After raising award redemption rates to Europe using MileagePlus miles, United Airlines has now raised prices for redemptions to all regions around the world, in some cases raising prices without notice by over 57%. It’s the latest sunset on the value of the MileagePlus program.
United Airlines MileagePlus 2023 Devaluation Spreads Worldwide
In short, after United raised the redemption rates for European awards last month, prices have now risen–dramatically in some cases–for travel to other regions. This impacts not only business class travel, but travel in premium economy and economy class as well, where we have seen some of the greatest increases in price.
I’ll illustrate with a few examples:
- To Australia, economy class on United jumped from 40K to 55K one-way in economy and from 80K to 100K in business class
- To Japan, partner award travel in business class jumped from 88K to 110K one-way and from as little as 38.5K to 60.5K in economy class. On United, economy class rose from 35K to 55K and business class from 70K to 110K each way
- All Asia now appears to be priced in this way – there are no more zones within Asia like Japan, North Asia, and South Asia
- To Africa, partner flights now start at 49.5K one-way in economy class and 88K in business class
- To South America, flights now start at 49.5K one-way in economy class and 88K in business class
In other words, prices have shot up for travel to all other regions of the world: no region has been spared for travel that touches North America.

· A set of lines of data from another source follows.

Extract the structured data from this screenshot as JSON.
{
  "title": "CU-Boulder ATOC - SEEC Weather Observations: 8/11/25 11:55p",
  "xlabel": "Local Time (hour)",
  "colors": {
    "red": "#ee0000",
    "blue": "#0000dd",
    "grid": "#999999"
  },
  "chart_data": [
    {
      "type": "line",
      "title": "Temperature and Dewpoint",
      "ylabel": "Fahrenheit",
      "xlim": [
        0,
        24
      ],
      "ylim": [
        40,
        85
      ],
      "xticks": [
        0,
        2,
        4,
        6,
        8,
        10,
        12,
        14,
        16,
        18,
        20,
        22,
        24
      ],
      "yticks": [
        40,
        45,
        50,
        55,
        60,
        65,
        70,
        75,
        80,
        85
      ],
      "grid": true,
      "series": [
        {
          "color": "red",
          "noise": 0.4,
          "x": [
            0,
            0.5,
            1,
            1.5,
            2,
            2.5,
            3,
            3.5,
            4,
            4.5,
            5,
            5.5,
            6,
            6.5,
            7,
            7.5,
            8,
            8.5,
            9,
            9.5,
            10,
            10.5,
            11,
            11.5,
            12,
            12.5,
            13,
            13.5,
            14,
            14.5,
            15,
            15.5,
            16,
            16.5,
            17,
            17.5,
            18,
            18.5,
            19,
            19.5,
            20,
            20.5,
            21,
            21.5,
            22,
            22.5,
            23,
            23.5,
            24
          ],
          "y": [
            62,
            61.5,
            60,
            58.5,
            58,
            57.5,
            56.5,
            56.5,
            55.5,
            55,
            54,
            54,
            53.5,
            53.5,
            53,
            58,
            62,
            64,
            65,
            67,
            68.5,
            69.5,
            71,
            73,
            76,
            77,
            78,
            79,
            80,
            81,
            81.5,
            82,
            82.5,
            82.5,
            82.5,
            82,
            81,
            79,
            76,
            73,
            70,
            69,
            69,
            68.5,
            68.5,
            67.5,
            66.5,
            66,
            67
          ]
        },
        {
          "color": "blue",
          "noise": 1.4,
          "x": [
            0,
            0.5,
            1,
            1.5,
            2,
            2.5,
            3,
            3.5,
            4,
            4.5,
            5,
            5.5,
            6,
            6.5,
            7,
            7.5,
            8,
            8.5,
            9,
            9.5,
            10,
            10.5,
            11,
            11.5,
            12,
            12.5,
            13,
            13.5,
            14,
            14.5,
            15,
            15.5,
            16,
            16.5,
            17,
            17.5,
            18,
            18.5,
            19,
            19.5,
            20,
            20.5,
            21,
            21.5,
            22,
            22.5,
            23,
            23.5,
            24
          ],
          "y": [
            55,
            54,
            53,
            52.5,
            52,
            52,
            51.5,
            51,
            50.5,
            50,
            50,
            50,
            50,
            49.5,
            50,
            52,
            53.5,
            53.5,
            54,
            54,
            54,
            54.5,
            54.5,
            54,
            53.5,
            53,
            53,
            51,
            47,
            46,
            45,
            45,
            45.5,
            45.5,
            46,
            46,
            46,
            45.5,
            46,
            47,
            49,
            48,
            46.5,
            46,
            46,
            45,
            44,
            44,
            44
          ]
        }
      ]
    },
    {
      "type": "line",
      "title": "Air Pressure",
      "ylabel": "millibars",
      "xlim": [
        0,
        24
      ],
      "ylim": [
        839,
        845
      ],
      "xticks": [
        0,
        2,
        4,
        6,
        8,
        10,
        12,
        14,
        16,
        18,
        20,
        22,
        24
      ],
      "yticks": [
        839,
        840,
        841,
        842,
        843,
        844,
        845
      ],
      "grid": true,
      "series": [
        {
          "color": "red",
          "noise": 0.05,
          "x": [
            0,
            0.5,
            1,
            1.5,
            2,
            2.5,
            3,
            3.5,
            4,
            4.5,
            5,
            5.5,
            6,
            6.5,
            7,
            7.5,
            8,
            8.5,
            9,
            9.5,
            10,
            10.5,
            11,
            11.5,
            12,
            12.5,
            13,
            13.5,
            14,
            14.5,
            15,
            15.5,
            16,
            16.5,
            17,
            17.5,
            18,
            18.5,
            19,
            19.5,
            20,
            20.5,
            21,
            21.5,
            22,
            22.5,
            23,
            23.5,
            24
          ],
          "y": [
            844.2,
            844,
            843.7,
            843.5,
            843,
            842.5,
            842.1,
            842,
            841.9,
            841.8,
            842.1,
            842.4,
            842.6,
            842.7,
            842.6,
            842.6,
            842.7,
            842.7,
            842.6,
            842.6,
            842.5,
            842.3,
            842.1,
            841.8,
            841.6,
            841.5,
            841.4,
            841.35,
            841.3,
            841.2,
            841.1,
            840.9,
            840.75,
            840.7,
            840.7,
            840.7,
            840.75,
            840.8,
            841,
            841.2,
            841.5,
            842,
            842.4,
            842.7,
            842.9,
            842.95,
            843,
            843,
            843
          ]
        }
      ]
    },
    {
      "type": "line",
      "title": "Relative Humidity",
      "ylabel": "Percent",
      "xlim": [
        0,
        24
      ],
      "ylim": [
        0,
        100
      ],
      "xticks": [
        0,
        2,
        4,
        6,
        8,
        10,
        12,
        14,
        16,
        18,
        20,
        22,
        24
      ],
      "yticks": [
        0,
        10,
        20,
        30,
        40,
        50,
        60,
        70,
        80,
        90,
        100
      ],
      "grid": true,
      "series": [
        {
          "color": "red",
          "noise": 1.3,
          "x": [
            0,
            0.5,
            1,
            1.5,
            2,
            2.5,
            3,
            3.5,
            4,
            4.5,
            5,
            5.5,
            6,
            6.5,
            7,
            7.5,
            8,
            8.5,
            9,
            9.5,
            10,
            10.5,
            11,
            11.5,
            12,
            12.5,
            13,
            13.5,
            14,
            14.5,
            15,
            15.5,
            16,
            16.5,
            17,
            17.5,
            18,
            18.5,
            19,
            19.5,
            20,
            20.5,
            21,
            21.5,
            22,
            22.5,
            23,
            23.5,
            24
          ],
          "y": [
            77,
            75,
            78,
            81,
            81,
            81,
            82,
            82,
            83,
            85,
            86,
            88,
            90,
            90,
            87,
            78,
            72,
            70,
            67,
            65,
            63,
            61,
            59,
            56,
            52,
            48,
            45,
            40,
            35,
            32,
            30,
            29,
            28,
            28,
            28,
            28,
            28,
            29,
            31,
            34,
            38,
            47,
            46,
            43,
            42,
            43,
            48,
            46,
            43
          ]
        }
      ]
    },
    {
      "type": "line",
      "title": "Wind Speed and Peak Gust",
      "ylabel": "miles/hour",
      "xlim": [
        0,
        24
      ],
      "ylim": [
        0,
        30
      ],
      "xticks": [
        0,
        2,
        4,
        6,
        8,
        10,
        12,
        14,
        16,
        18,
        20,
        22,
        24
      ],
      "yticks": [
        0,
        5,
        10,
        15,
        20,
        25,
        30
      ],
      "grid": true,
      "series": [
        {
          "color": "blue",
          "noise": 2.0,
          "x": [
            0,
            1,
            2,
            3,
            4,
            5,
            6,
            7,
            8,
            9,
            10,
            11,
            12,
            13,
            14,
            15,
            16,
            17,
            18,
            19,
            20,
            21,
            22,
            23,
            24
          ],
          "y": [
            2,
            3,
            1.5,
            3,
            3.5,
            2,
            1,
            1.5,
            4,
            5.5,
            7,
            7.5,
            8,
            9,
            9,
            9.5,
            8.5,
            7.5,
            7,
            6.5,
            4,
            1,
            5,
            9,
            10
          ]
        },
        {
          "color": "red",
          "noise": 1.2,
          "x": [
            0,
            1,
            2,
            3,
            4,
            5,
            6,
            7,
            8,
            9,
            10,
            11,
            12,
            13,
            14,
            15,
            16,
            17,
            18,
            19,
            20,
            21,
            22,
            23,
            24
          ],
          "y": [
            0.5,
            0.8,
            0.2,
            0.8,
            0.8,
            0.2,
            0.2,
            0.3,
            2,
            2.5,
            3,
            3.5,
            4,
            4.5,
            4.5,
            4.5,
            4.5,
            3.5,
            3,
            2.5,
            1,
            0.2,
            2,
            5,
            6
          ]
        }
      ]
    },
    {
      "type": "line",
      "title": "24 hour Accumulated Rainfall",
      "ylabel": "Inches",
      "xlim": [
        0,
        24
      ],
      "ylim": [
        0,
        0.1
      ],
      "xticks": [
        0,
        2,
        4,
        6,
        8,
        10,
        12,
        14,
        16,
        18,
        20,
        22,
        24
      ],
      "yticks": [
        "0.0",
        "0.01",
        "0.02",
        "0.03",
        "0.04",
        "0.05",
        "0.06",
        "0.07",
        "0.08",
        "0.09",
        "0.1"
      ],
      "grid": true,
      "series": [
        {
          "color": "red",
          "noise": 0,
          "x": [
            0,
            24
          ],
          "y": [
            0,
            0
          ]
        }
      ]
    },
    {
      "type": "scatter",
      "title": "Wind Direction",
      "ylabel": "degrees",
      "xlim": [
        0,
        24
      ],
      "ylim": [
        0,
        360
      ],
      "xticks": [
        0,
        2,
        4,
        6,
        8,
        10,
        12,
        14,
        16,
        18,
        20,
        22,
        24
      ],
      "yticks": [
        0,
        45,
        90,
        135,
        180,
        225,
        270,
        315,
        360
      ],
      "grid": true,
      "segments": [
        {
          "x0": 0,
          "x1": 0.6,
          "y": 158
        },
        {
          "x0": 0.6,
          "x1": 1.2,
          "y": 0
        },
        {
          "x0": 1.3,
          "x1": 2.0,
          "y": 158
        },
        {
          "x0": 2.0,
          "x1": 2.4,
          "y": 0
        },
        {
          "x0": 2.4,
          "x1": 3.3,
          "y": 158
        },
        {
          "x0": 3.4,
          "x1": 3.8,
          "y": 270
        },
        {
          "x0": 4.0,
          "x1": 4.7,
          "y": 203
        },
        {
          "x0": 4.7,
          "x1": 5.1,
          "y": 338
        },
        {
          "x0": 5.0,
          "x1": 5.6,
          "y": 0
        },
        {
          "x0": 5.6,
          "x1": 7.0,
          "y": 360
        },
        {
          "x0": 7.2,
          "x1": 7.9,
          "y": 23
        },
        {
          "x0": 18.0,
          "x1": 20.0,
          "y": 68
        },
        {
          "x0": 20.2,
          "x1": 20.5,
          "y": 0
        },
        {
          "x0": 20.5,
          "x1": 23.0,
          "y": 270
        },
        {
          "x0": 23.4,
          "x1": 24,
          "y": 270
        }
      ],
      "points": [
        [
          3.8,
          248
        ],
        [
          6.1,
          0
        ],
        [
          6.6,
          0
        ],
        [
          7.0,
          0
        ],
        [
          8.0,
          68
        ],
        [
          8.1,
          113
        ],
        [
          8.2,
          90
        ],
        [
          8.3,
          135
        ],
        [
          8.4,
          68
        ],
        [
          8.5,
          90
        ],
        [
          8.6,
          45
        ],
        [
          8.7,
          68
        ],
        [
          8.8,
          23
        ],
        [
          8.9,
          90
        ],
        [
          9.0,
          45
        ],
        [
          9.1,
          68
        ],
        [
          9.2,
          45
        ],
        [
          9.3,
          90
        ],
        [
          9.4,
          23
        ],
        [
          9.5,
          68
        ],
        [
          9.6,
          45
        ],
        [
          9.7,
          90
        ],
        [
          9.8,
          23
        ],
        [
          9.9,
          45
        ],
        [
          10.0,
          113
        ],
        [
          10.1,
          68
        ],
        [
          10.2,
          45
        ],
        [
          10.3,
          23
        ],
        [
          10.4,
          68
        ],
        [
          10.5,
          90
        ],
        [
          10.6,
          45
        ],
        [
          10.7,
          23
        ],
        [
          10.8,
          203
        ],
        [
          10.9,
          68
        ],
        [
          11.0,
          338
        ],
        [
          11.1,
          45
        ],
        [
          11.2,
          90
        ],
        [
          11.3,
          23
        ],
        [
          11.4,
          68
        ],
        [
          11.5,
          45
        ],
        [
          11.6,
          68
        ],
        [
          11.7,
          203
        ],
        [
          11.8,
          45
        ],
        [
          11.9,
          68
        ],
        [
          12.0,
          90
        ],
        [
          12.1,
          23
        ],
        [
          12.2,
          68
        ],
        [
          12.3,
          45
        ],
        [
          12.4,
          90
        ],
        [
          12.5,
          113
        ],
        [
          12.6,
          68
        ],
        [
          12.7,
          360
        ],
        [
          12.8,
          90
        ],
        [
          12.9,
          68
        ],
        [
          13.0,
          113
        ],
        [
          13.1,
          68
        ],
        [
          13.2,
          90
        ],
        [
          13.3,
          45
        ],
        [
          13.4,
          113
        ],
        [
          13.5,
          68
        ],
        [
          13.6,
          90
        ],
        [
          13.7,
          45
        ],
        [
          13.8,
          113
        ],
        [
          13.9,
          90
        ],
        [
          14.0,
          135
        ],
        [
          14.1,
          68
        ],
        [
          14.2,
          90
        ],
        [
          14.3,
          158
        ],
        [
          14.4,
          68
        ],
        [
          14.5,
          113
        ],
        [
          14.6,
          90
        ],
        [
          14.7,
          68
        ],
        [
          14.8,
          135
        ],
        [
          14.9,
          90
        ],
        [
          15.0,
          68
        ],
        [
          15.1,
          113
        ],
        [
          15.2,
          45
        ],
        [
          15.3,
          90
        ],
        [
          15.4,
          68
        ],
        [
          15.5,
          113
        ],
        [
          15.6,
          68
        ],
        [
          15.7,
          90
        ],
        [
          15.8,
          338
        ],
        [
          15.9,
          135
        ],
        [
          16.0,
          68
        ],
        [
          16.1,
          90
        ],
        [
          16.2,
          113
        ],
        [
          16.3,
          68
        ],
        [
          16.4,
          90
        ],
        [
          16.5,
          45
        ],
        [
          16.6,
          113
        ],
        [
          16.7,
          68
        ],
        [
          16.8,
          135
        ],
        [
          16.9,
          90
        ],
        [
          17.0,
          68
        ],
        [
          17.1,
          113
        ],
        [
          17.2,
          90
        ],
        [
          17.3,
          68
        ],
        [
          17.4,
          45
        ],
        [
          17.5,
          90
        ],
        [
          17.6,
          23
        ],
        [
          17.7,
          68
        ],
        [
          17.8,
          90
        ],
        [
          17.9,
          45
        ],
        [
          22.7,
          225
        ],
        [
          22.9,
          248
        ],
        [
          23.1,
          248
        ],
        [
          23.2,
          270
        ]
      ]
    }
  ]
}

For example, two days ago you could book an ANA ticket from Los Angeles to Tokyo for 38.5K United miles in economy class. Today, that same ticket will cost 60.6K miles, a whopping 57% increase. Note that you can still redeem 55K Aeroplan points for business class from Seattle to Tokyo on ANA…I’ll say more on that below.
Finally, pricing has also risen significantly on United’s own metal, with “anytime” awards pricing much higher than before, though still not clearly tied to any revenue pricing.
This Move Reflects Very Poorly On United
United can smugly say “we have no award chart therefore there is no fixed pricing therefore this was not a devaluation” until its face turns blue, but we know that is not the case. Most awards still followed fixed pricing even if there is no award chart published.
Once again, this devaluation makes Air Canada Aeroplan program all the more valuable. Aeroplan transparently publishes award charts and announces devaluations in advance. It also continues to offer superb value on many redemption routes, as I noted above between Seattle and Tokyo.
It’s time for you to cut up your United Airlines co-branded credit cards from Chase and shift spending to a more flexible currency like Chase Ultimate Rewards points via a Sapphire Preferred or Reserve card.
The devaluation is bad enough, but not giving MileagePlus members any sort of heads-up really stings. United refused to comment when it adjusted prices a couple weeks ago and I do not expect it will here either.
As I always have insisted, points and miles are generally depreciating assets and you should not consider them a nest egg, but a currency to be used sooner rather than later. This devaluation just reinforces that trend.
After United devalued award pricing to Europe, it was only a matter of time before the negative changes hit other regions. Now they have. The pricing increases to Japan are particularly extreme, but prices are up worldwide. Let this be another reminder that miles and points are a depreciating asset; still very valuable but a currency that loses value over time rather than gains it.